Background: Longitudinal studies are used in nursing research to examine changes over time in health indicators. Traditional approaches to longitudinal analysis of means, such as analysis of variance with repeated measures, are limited to analyzing complete cases. This limitation can lead to biased results due to withdrawal or data omission bias or to imputation of missing data, which can lead to bias toward the null if data are not missing completely at random. Pattern mixture models are useful to evaluate the informativeness of missing data and to adjust linear mixed model (LMM) analyses if missing data are informative.

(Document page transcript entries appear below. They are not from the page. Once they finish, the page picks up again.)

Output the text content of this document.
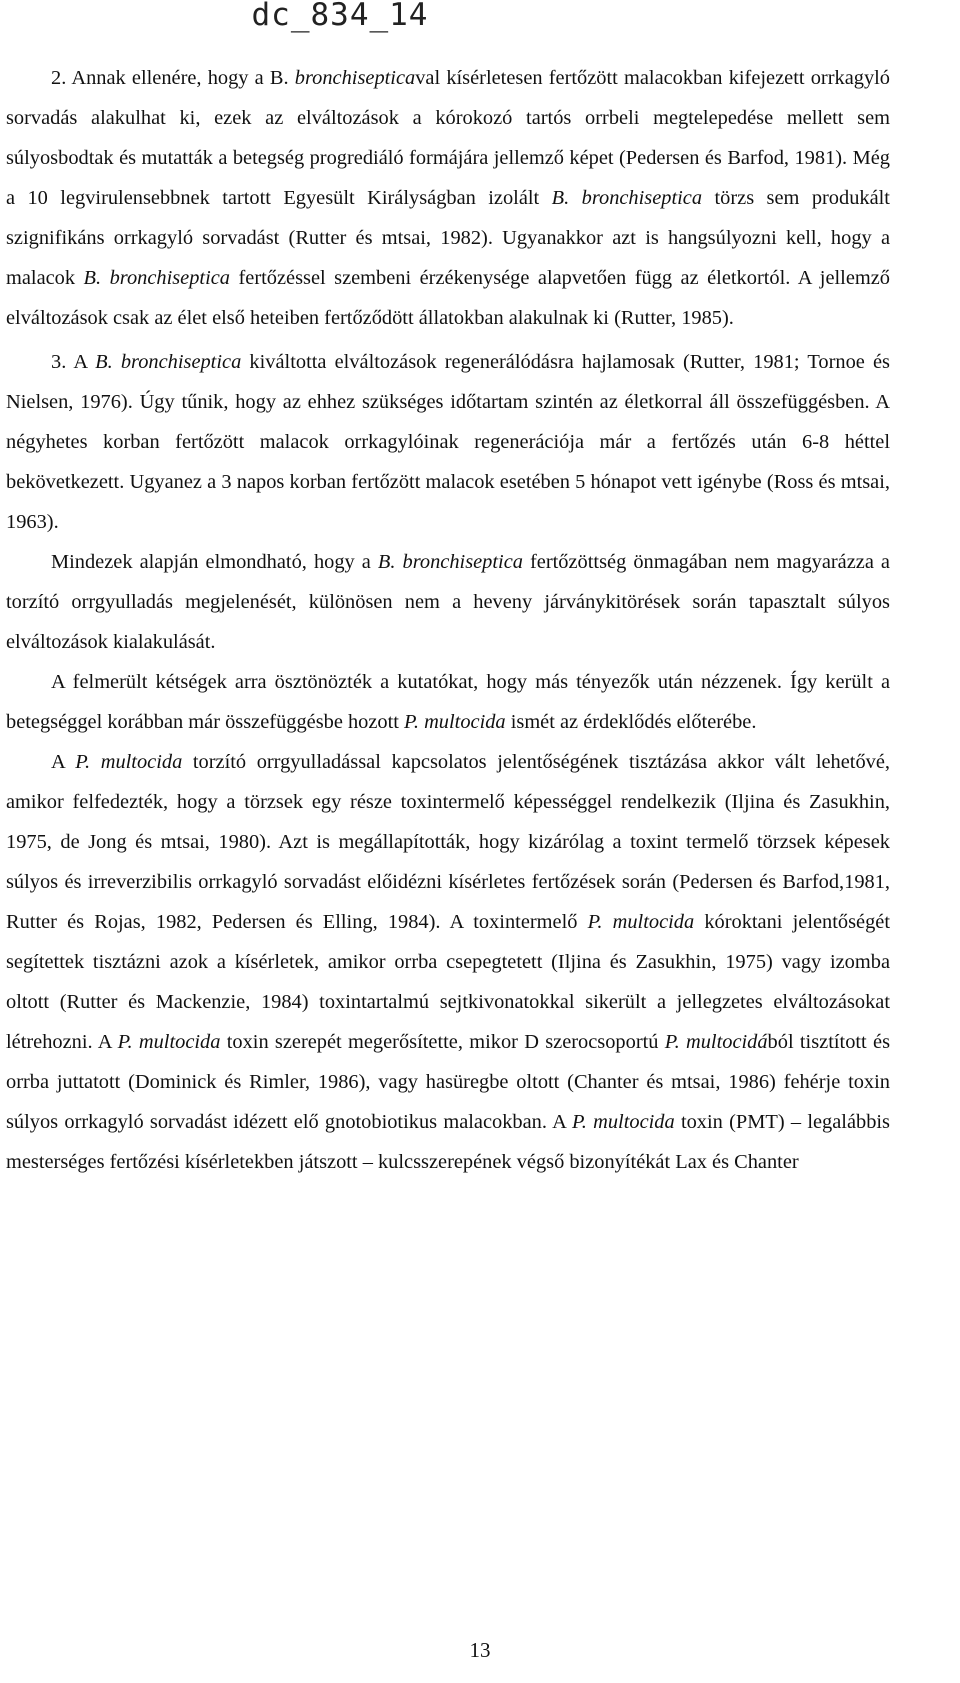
dc_834_14

2. Annak ellenére, hogy a B. bronchisepticaval kísérletesen fertőzött malacokban kifejezett orrkagyló sorvadás alakulhat ki, ezek az elváltozások a kórokozó tartós orrbeli megtelepedése mellett sem súlyosbodtak és mutatták a betegség progrediáló formájára jellemző képet (Pedersen és Barfod, 1981). Még a 10 legvirulensebbnek tartott Egyesült Királyságban izolált B. bronchiseptica törzs sem produkált szignifikáns orrkagyló sorvadást (Rutter és mtsai, 1982). Ugyanakkor azt is hangsúlyozni kell, hogy a malacok B. bronchiseptica fertőzéssel szembeni érzékenysége alapvetően függ az életkortól. A jellemző elváltozások csak az élet első heteiben fertőződött állatokban alakulnak ki (Rutter, 1985).

3. A B. bronchiseptica kiváltotta elváltozások regenerálódásra hajlamosak (Rutter, 1981; Tornoe és Nielsen, 1976). Úgy tűnik, hogy az ehhez szükséges időtartam szintén az életkorral áll összefüggésben. A négyhetes korban fertőzött malacok orrkagylóinak regenerációja már a fertőzés után 6-8 héttel bekövetkezett. Ugyanez a 3 napos korban fertőzött malacok esetében 5 hónapot vett igénybe (Ross és mtsai, 1963).

Mindezek alapján elmondható, hogy a B. bronchiseptica fertőzöttség önmagában nem magyarázza a torzító orrgyulladás megjelenését, különösen nem a heveny járványkitörések során tapasztalt súlyos elváltozások kialakulását.

A felmerült kétségek arra ösztönözték a kutatókat, hogy más tényezők után nézzenek. Így került a betegséggel korábban már összefüggésbe hozott P. multocida ismét az érdeklődés előterébe.

A P. multocida torzító orrgyulladással kapcsolatos jelentőségének tisztázása akkor vált lehetővé, amikor felfedezték, hogy a törzsek egy része toxintermelő képességgel rendelkezik (Iljina és Zasukhin, 1975, de Jong és mtsai, 1980). Azt is megállapították, hogy kizárólag a toxint termelő törzsek képesek súlyos és irreverzibilis orrkagyló sorvadást előidézni kísérletes fertőzések során (Pedersen és Barfod,1981, Rutter és Rojas, 1982, Pedersen és Elling, 1984). A toxintermelő P. multocida kóroktani jelentőségét segítettek tisztázni azok a kísérletek, amikor orrba csepegtetett (Iljina és Zasukhin, 1975) vagy izomba oltott (Rutter és Mackenzie, 1984) toxintartalmú sejtkivonatokkal sikerült a jellegzetes elváltozásokat létrehozni. A P. multocida toxin szerepét megerősítette, mikor D szerocsoportú P. multocidából tisztított és orrba juttatott (Dominick és Rimler, 1986), vagy hasüregbe oltott (Chanter és mtsai, 1986) fehérje toxin súlyos orrkagyló sorvadást idézett elő gnotobiotikus malacokban. A P. multocida toxin (PMT) – legalábbis mesterséges fertőzési kísérletekben játszott – kulcsszerepének végső bizonyítékát Lax és Chanter

13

Objectives: The aim of this study was to provide an example of statistical procedures for applying a pattern mixture model to evaluate the informativeness of missing data and conduct analyses of data with informative missingness in longitudinal studies using SPSS.


Methods: The data set from the Patients' and Families' Psychological Response to Home Automated External Defibrillator Trial was used as an example to examine informativeness of missing data with pattern mixture models and to use a missing data pattern in analysis of longitudinal data.


Results: Prevention of withdrawal bias, omitted data bias, and bias toward the null in longitudinal LMMs requires the assessment of the informativeness of the occurrence of missing data.


Discussion: Missing data patterns can be incorporated as fixed effects into LMMs to evaluate the contribution of the presence of informative missingness to and control for the effects of missingness on outcomes. Pattern mixture models are a useful method to address the presence and effect of informative missingness in longitudinal studies.